Les collections de dessins d'architecture et photographies du musée d'Orsay permettent d'illustrer l'importance acquise par l'Orient dans la culture architecturale française du XIXe siècle. Le traditionnel voyage de formation amena les architectes à découvrir l'art byzantin ou arabe par l'étude des traces laissées par ces civilisations en Italie et en Espagne ou, de façon directe, par la découverte de l'Asie mineure puis de l'Afrique du Nord.
Relevés archéologiques, vues pittoresques ou photographies contribuèrent à la formation d'un nouveau savoir historique comme à l'enrichissement de leur créativité. Ces réalisations "orientalistes" furent protéiformes.
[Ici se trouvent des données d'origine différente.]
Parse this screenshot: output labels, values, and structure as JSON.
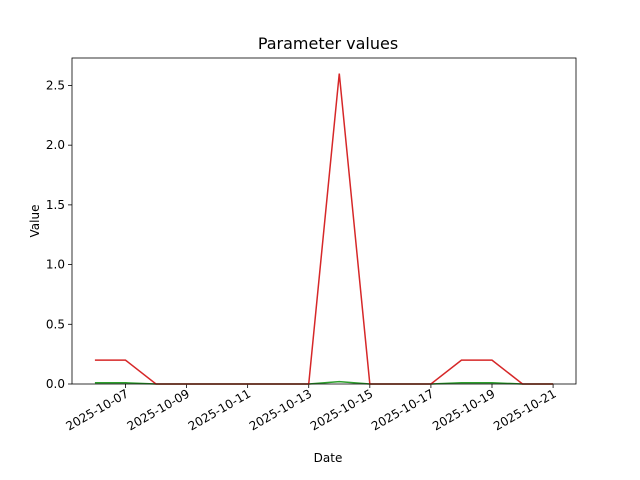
{
  "chart_data": {
    "type": "line",
    "title": "Parameter values",
    "x_label": "Date",
    "y_label": "Value",
    "x": [
      "2025-10-06",
      "2025-10-07",
      "2025-10-08",
      "2025-10-09",
      "2025-10-10",
      "2025-10-11",
      "2025-10-12",
      "2025-10-13",
      "2025-10-14",
      "2025-10-15",
      "2025-10-16",
      "2025-10-17",
      "2025-10-18",
      "2025-10-19",
      "2025-10-20",
      "2025-10-21"
    ],
    "series": [
      {
        "color": "#2ca02c",
        "values": [
          0.01,
          0.01,
          0,
          0,
          0,
          0,
          0,
          0,
          0.02,
          0,
          0,
          0,
          0.01,
          0.01,
          0,
          0
        ]
      },
      {
        "color": "#d62728",
        "values": [
          0.2,
          0.2,
          0,
          0,
          0,
          0,
          0,
          0,
          2.6,
          0,
          0,
          0,
          0.2,
          0.2,
          0,
          0
        ]
      }
    ],
    "xlim": [
      "2025-10-05T06:00:00Z",
      "2025-10-21T18:00:00Z"
    ],
    "xticks": [
      "2025-10-07",
      "2025-10-09",
      "2025-10-11",
      "2025-10-13",
      "2025-10-15",
      "2025-10-17",
      "2025-10-19",
      "2025-10-21"
    ],
    "ylim": [
      0,
      2.73
    ],
    "yticks": [
      {
        "value": 0,
        "label": "0.0"
      },
      0.5,
      {
        "value": 1,
        "label": "1.0"
      },
      1.5,
      {
        "value": 2,
        "label": "2.0"
      },
      2.5
    ]
  }
}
De l'Orient byzantin à la variété des manifestations de l'art arabe, les références furent diverses, tout comme les démarches et les motivations. Tandis que la coupole byzantine, symbole des origines de la chrétienté, influençait les architectes rationalistes, l'ornement islamique fascinait les artistes tournés vers les questions décoratives. Les architectes français participèrent aussi à l'urbanisation des pays sous influence européenne, associant références occidentales et culture locale.
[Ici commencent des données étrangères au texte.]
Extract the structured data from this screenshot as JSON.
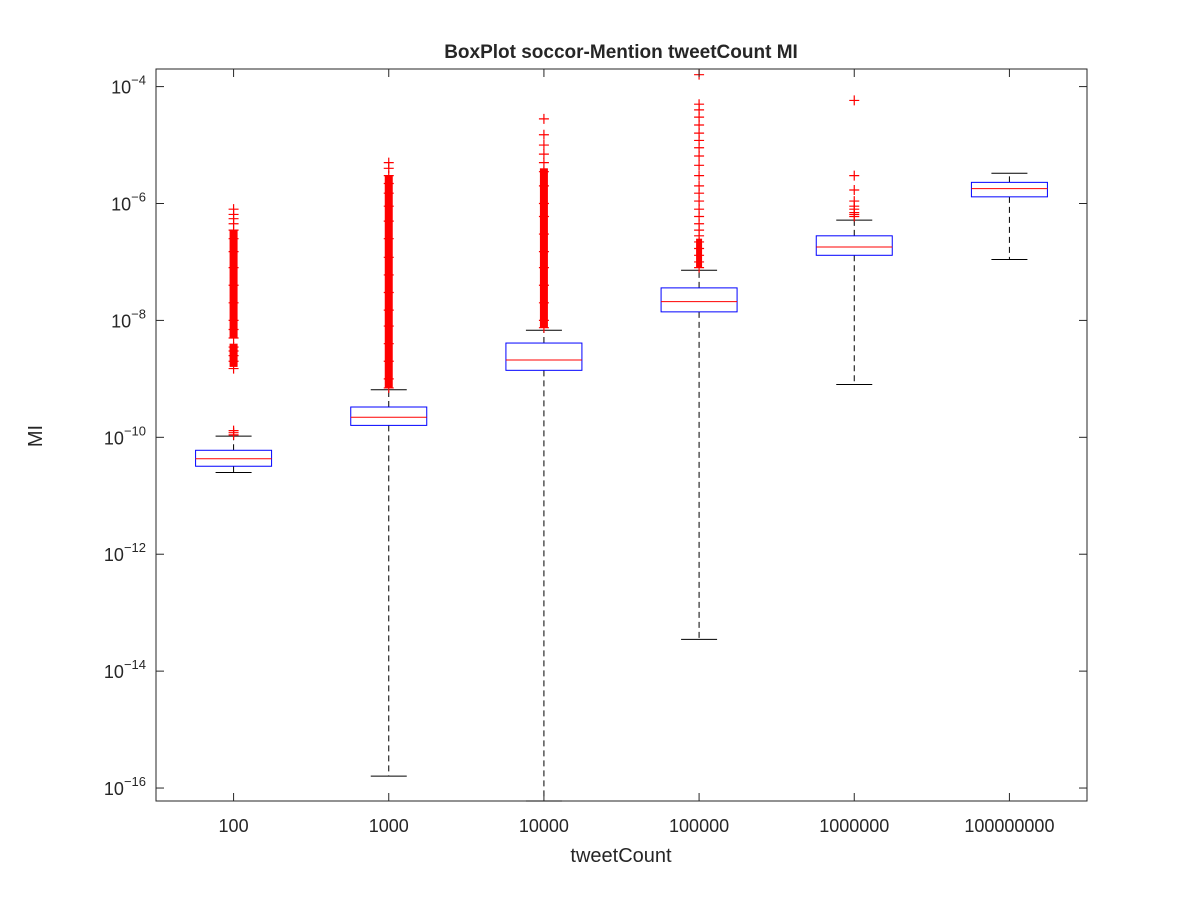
{
  "chart_data": {
    "type": "boxplot",
    "title": "BoxPlot soccor-Mention tweetCount MI",
    "xlabel": "tweetCount",
    "ylabel": "MI",
    "yscale": "log",
    "ylim": [
      6e-17,
      0.0002
    ],
    "ytick_exponents": [
      -16,
      -14,
      -12,
      -10,
      -8,
      -6,
      -4
    ],
    "categories": [
      "100",
      "1000",
      "10000",
      "100000",
      "1000000",
      "100000000"
    ],
    "boxes": [
      {
        "category": "100",
        "whisker_low": 2.5e-11,
        "q1": 3.2e-11,
        "median": 4.3e-11,
        "q3": 6e-11,
        "whisker_high": 1.05e-10,
        "outliers": [
          1.1e-10,
          1.2e-10,
          1.3e-10,
          1.5e-09,
          2e-09,
          2.5e-09,
          3e-09,
          3.5e-09,
          5e-09,
          7e-09,
          1e-08,
          2e-08,
          4e-08,
          8e-08,
          1.5e-07,
          2.5e-07,
          3.5e-07,
          4.5e-07,
          5.5e-07,
          6.5e-07,
          8e-07
        ]
      },
      {
        "category": "1000",
        "whisker_low": 1.6e-16,
        "q1": 1.6e-10,
        "median": 2.2e-10,
        "q3": 3.3e-10,
        "whisker_high": 6.5e-10,
        "outliers": [
          7e-10,
          1e-09,
          2e-09,
          4e-09,
          8e-09,
          1.5e-08,
          3e-08,
          6e-08,
          1.2e-07,
          2.5e-07,
          5e-07,
          9e-07,
          1.5e-06,
          2.2e-06,
          3e-06,
          4e-06,
          5e-06
        ]
      },
      {
        "category": "10000",
        "whisker_low": 6e-17,
        "q1": 1.4e-09,
        "median": 2.1e-09,
        "q3": 4.1e-09,
        "whisker_high": 6.8e-09,
        "outliers": [
          7.5e-09,
          1e-08,
          2e-08,
          4e-08,
          8e-08,
          1.5e-07,
          3e-07,
          6e-07,
          1e-06,
          2e-06,
          3.5e-06,
          5e-06,
          7e-06,
          1e-05,
          1.5e-05,
          2.8e-05
        ]
      },
      {
        "category": "100000",
        "whisker_low": 3.5e-14,
        "q1": 1.4e-08,
        "median": 2.1e-08,
        "q3": 3.6e-08,
        "whisker_high": 7.2e-08,
        "outliers": [
          8e-08,
          1e-07,
          1.3e-07,
          1.7e-07,
          2.2e-07,
          2.8e-07,
          3.5e-07,
          4.5e-07,
          6e-07,
          8e-07,
          1.1e-06,
          1.5e-06,
          2e-06,
          3e-06,
          4.5e-06,
          6.5e-06,
          9e-06,
          1.2e-05,
          1.6e-05,
          2.2e-05,
          3e-05,
          4e-05,
          5e-05,
          0.00016
        ]
      },
      {
        "category": "1000000",
        "whisker_low": 8e-10,
        "q1": 1.3e-07,
        "median": 1.8e-07,
        "q3": 2.8e-07,
        "whisker_high": 5.2e-07,
        "outliers": [
          6e-07,
          6.5e-07,
          7e-07,
          8e-07,
          9e-07,
          1.1e-06,
          1.7e-06,
          3e-06,
          5.8e-05
        ]
      },
      {
        "category": "100000000",
        "whisker_low": 1.1e-07,
        "q1": 1.3e-06,
        "median": 1.8e-06,
        "q3": 2.3e-06,
        "whisker_high": 3.3e-06,
        "outliers": []
      }
    ],
    "colors": {
      "box": "#0000ff",
      "median": "#ff0000",
      "whisker": "#000000",
      "outlier": "#ff0000",
      "axes": "#262626"
    }
  }
}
Pays intensément cosmopolite, l'Egypte du XIXe siècle fut empreinte, à la suite de l'Expédition de Bonaparte et des travaux de Champollion, de la présence culturelle française. La construction du canal de Suez en fut la plus symbolique des manifestations : mené à bien par la Compagnie universelle de Ferdinand de Lesseps et inauguré par l'impératrice Eugénie en novembre 1869, ce vaste chantier avait été imaginé par les saint-simoniens dès les années 1820.
Les architectes français participèrent également à l'urbanisation du Caire lancée par Ismaïl Pacha. A travers les figures d'Ambroise Baudry et de Raoul Brandon, les collections du musée d'Orsay illustrent la diversité de leurs réalisations : alors que les architectures de Baudry, devenu collectionneur passionné d'art arabe, étaient nourries de références archéologiques empruntées aux monuments cairotes de l'époque mamelouk ou ottomane, Brandon choisit d'exporter les grands modèles de l'architecture européenne, qu'il s'agisse du néo-gothique, du néo-classicisme ou de l'éclectisme du Paris haussmannien.